1. A central tenet of life-history theory is that investment in reproduction compromises survival. However, the underlying physiological mechanisms that link reproduction to survival are poorly understood, particularly in wild populations.
2. Previous experiments in the brown anole lizard (Anolis sagrei) show that the elimination of reproduction via surgical ovariectomy results in a dramatic increase in the survival of wild females. We hypothesized that this trade-off reflects underlying differences in energy allocation between reproduction and physiological processes that influence survival.
3. To test this hypothesis, we compared ovariectomized (OVX) females to reproductive controls (SHAM) with respect to four physiological parameters that are thought to influence survival: energy storage, haematocrit, immune function and parasitemia.

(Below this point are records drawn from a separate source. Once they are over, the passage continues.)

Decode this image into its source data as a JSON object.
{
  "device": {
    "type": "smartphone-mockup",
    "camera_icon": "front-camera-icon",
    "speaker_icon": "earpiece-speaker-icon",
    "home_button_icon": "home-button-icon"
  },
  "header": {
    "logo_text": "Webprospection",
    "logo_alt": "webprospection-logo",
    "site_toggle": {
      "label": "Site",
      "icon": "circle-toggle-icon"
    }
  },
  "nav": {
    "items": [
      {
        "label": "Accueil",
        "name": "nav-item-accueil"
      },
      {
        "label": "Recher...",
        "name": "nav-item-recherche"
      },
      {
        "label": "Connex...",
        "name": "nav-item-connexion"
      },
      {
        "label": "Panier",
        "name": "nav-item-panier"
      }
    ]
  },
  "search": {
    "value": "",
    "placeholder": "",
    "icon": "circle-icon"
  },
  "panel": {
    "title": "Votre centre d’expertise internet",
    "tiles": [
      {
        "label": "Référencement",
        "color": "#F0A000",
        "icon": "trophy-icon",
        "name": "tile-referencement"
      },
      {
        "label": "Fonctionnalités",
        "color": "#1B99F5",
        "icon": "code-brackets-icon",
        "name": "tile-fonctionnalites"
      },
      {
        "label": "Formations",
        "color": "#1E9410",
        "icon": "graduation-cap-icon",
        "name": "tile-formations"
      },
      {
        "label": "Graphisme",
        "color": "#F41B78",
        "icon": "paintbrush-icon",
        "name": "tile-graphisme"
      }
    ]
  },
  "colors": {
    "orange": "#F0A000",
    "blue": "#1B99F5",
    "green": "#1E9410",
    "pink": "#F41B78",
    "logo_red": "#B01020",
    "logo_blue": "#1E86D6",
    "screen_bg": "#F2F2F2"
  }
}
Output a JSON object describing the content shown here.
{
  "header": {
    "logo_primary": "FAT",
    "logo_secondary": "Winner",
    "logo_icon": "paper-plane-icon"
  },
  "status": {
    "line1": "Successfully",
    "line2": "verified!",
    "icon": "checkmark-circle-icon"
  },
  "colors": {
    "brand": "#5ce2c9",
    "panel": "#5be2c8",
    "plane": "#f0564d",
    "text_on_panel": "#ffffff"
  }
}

4. Consistent with previous studies, we found that OVX females exhibited increased survival and growth relative to reproductive SHAM females. At the end of the breeding season, OVX also exceeded SHAM with respect to energy storage, haematocrit and immune response to phytohemagglutinin challenge.
5. Contrary to our predictions, OVX were more likely than SHAM to exhibit high levels of parasitemia. However, growth and parasite load were positively correlated in OVX and negatively correlated in SHAM, suggesting that reproductive investment may compromise parasite tolerance rather than parasite resistance.
6. Collectively, our results provide direct experimental evidence that reproductive investment affects several key physiological traits that likely interact to influence survival in wild populations.